After five 2-week enrichments, the composition of each lignin-adapted microbial community was determined by SSU rRNA amplicon pyrosequencing. In the compost inoculum, a total of 391 different taxa were identified representing 24 bacterial and eukaryotic phyla. The diversity of the compost inoculum microbial community was reduced to 30, 98, and 136 taxa in the lignin-enriched cultures belonging to 15 bacterial phyla, with each of the three lignin-adapted cultures dominated by Alphaproteobacteria (Fig. 4b, Table 2). In general, eukaryotes were of minor abundance in both the compost inoculum and the lignin-adapted communities, with the exception of one taxon belonging to the Alveolata, which accounted for 2% of the microbial community in the OL enrichment.

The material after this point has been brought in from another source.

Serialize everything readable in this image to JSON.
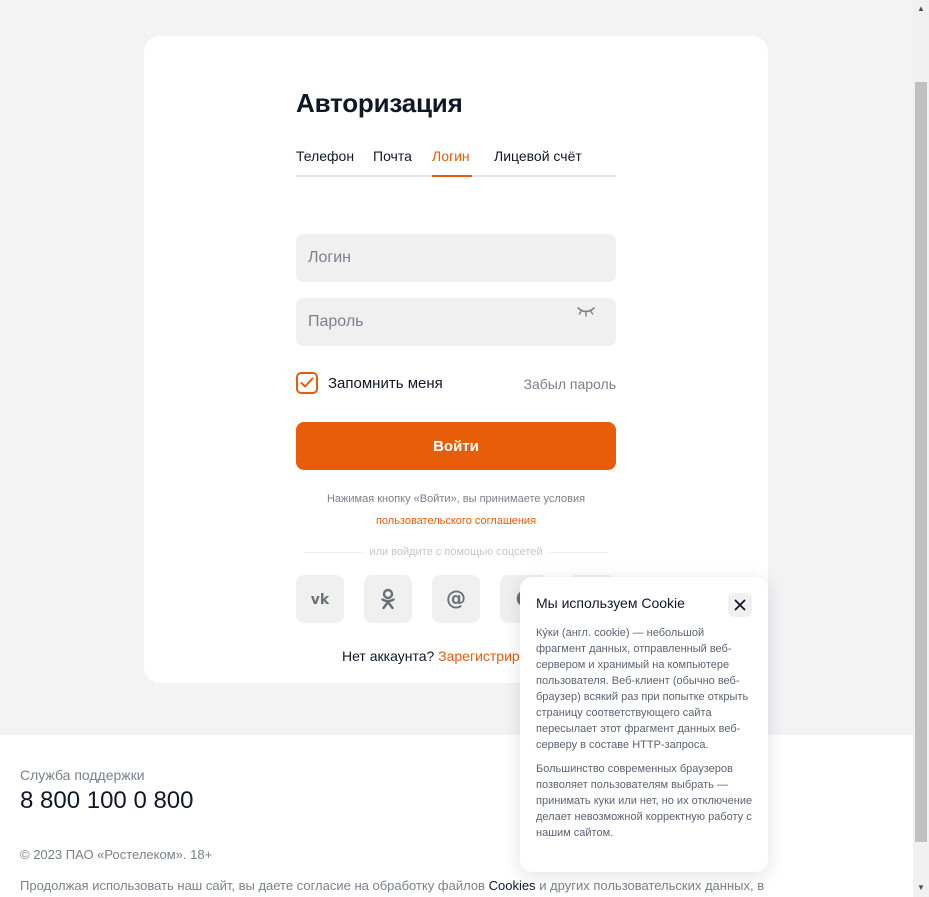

Identifying the organisms shared between the three cultures may indicate which organisms are playing an active role in lignin modification and depolymerization. Eight phylotypes are common in all three lignin-amended cultures. Five of these phylotypes have cultured representatives: Paracoccus sp. Str. WB1, Mesorhizobium sp. Str. CCBAU 41182, brackish water isolate str. HINUF007, Rhizobium sp. str. RM1-2001, and Hyphomicrobium aestuarii str. DSM 1564. The other three phylotypes are most closely related to SSU rDNA clones recovered from environmental samples (water manure clone, aspen rhizosphere clone, and solid waste clone).
Again, the lignin-adapted communities showed a substantial decrease in microbial diversity compared to the native compost inoculum. The selective conditions were completely different from the switchgrass-adapted soil communities, yet both types of selection reduced the number of taxa compared to the respective native community, ranging from three- to 15-fold.